Kort geleden, in oktober 2023 heeft het KNMI nieuwe scenario’s naar buiten gebracht, ter vervanging van eerdere toekomstvoorspellingen van tien jaar eerder. Om een bandbreedte aan te geven waarbinnen de komende zeventig jaar het klimaat zich zal ontwikkelen, gaat het meteorologisch instituut uit van vier scenario’s.

Een belangrijke factor in de ontwikkeling van het klimaat is natuurlijk de CO2-uitstoot; daarom zijn er twee scenario’s met hoge uitstoot (die uitgaan van vrijwel ongewijzigd beleid op CO2-gebied) en twee scenario’s met lage uitstoot (wanneer we ons stipt aan de klimaatakkoorden van Parijs houden). De hoge en lage uitstootscenario’s worden beide weer verdeeld in een nat en droog scenario. Het natte scenario gaat uit van meer winterse neerslag en zomers geringe droogte, terwijl het droge scenario is gebaseerd op een lichte toename van de neerslag in de winter en sterkere droogte in de zomer. Het onderscheid tussen de natte en droge scenario’s is gemaakt omdat voor de lange termijn de neerslag heel moeilijk is te voorspellen.

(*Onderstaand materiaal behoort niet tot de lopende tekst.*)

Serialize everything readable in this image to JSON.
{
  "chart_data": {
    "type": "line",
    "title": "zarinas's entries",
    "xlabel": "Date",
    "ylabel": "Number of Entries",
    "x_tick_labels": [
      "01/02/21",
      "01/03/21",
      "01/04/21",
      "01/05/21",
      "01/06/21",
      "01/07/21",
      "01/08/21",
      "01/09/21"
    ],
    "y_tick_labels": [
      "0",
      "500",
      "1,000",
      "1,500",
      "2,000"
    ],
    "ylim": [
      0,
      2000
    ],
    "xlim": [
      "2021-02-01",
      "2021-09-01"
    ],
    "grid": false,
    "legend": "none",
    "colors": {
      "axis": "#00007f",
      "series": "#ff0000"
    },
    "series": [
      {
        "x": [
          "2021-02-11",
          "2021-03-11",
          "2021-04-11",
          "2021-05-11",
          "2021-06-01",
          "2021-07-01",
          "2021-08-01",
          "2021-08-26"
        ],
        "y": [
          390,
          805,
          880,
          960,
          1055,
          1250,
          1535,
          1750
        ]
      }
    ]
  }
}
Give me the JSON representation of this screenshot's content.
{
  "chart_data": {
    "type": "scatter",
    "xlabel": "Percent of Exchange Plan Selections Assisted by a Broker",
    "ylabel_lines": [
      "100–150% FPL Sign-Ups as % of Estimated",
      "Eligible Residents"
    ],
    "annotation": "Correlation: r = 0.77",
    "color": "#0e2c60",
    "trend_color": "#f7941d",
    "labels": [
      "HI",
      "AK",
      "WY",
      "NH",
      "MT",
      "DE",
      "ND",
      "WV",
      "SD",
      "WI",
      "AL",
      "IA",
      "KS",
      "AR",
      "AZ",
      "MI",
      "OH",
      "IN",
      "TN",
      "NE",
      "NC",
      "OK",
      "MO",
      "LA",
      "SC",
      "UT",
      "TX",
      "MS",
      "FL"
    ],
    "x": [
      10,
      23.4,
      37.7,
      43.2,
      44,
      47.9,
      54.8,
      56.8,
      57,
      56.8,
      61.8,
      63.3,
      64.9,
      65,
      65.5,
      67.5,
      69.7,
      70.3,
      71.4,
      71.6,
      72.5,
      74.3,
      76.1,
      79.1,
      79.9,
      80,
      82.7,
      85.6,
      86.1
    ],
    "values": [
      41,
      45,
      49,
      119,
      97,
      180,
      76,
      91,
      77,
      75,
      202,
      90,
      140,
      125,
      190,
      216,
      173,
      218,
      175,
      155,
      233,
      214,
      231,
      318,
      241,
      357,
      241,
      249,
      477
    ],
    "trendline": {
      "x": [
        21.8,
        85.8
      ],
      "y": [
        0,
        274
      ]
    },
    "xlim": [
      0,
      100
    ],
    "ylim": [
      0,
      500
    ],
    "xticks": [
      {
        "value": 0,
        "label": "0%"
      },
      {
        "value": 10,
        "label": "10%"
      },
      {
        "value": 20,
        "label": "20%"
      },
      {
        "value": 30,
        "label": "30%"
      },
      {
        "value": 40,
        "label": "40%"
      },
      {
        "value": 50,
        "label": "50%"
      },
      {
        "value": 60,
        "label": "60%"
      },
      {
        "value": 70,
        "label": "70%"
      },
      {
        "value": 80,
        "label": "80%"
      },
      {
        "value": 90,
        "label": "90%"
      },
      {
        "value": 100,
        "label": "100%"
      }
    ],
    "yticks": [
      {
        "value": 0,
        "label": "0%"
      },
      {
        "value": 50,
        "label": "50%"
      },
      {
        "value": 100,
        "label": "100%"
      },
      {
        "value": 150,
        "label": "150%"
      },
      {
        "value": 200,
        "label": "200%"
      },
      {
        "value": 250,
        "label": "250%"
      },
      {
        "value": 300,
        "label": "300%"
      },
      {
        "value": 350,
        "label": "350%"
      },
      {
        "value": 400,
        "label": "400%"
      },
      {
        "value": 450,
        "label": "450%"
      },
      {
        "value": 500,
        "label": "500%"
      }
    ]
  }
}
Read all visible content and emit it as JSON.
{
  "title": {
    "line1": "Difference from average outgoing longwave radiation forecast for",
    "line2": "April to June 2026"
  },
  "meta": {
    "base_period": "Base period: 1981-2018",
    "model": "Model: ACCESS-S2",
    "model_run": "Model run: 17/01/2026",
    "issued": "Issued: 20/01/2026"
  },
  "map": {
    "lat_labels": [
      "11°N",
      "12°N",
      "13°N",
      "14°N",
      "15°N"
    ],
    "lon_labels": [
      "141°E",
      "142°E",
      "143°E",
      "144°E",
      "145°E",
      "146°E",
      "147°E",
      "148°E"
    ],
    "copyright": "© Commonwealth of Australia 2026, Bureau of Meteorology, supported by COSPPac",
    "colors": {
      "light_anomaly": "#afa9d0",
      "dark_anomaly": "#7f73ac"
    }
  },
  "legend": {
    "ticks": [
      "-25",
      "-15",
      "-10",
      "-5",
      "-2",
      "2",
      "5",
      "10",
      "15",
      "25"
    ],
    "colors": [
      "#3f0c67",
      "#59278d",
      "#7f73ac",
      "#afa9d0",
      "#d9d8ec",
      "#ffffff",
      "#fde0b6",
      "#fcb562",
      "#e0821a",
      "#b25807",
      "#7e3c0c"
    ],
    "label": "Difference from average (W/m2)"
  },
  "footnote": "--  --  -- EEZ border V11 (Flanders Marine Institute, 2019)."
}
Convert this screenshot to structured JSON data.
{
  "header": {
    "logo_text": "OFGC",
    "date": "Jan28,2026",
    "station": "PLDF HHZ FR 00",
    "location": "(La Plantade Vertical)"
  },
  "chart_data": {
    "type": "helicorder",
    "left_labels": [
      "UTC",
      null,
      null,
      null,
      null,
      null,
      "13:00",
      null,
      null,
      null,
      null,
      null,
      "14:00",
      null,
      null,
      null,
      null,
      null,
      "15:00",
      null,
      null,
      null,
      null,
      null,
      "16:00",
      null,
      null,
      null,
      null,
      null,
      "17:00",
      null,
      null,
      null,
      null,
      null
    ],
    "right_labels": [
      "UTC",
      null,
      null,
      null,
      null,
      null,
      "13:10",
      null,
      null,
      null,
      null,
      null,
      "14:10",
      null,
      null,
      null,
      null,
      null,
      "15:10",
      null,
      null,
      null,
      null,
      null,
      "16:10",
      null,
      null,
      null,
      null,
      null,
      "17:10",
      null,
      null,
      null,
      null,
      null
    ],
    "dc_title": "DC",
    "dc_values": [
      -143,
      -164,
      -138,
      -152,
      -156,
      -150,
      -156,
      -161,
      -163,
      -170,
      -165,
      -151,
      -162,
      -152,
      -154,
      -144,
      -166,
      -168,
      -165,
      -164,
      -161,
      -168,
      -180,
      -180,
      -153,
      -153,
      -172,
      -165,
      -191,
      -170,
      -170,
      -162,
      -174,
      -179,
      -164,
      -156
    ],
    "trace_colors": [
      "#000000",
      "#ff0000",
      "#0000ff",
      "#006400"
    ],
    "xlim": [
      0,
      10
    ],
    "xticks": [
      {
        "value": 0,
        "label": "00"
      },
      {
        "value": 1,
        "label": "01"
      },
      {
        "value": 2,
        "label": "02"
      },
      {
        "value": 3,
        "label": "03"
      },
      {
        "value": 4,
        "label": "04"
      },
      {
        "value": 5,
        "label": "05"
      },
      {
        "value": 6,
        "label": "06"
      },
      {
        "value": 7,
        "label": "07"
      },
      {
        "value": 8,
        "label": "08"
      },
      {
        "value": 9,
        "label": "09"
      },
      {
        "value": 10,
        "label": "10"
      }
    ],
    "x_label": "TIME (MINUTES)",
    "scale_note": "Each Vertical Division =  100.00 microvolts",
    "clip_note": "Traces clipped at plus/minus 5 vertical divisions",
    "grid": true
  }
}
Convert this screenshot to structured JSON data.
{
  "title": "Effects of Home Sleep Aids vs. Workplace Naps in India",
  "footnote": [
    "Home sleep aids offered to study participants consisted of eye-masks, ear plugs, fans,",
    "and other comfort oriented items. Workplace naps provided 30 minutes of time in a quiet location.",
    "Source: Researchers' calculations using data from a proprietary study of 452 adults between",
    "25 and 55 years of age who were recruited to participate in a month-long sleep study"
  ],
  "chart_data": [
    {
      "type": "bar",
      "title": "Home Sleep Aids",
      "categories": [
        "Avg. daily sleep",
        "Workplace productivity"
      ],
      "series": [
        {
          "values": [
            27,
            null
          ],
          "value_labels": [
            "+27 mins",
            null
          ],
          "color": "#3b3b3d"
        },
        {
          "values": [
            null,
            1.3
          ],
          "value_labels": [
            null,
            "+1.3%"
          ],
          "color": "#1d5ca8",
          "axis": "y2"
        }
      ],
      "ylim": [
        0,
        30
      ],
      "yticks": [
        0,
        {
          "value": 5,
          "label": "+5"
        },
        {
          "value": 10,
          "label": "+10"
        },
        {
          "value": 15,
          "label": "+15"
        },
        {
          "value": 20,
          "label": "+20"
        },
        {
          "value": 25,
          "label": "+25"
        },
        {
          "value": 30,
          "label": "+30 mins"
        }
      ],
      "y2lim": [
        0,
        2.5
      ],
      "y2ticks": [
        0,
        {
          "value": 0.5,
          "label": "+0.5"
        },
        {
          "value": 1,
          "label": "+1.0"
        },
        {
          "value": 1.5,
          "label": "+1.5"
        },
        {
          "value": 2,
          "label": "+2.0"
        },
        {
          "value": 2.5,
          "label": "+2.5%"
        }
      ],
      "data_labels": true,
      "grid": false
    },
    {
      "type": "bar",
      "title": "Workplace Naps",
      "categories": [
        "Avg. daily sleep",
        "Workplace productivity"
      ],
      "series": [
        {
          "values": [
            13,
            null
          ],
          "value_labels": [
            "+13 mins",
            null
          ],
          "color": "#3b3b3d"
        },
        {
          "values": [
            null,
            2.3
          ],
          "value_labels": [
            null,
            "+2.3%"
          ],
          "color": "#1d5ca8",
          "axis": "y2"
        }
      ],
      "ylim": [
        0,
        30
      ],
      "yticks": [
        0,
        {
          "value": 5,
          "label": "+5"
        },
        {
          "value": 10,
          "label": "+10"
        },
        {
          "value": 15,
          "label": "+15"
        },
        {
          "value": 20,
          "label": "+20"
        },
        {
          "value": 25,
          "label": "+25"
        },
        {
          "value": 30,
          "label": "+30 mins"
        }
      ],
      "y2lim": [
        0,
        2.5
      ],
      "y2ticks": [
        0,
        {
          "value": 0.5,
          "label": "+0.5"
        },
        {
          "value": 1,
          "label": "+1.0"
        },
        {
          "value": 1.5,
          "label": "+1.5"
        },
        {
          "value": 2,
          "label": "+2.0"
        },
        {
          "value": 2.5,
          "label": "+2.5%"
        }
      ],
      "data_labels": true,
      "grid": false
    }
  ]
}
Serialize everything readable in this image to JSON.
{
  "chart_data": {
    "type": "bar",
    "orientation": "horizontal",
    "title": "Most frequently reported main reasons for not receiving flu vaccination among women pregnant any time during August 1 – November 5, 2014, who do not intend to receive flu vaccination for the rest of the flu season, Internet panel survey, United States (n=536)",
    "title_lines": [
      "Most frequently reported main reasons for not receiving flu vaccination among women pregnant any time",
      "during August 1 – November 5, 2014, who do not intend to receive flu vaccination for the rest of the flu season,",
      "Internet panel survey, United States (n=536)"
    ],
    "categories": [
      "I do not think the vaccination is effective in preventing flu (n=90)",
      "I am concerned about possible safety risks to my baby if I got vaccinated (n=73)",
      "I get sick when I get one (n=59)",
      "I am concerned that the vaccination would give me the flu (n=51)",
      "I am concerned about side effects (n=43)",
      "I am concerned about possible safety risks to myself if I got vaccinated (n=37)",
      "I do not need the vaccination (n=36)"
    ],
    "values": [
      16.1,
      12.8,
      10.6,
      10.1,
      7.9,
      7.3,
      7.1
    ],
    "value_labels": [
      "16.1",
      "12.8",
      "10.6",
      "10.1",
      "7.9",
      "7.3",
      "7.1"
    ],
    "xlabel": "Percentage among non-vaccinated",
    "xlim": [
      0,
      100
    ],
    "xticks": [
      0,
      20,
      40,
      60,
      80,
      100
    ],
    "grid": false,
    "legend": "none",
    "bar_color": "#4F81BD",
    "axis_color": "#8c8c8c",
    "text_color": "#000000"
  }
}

Nogmaals, deze vier scenario’s geven een bandbreedte aan waarbinnen de meest waarschijnlijke ontwikkelingen in de toekomst zullen plaatsvinden. Vrijwel alle scenario’s leveren ongeveer dezelfde uitkomsten op: hogere temperaturen, een stijging van de zeespiegel, nattere winters en drogere zomers. Een voortzetting dus van de trends die in de afgelopen eeuw zijn ingezet.

KNMI_klimaatdashboard_De Bilt_Temperatuur_jaar.png

Bron: https://www.knmi.nl/klimaat
Hd=hoge CO2-emissies, relatief droog, Hn= hoge CO2-emissies, relatief nat
Ld=lage CO2-emissies, relatief droog, Ln=lage CO2-emissies,relatief nat

Twee graden warmer

Maar eerst een terugblik naar de afgelopen eeuw.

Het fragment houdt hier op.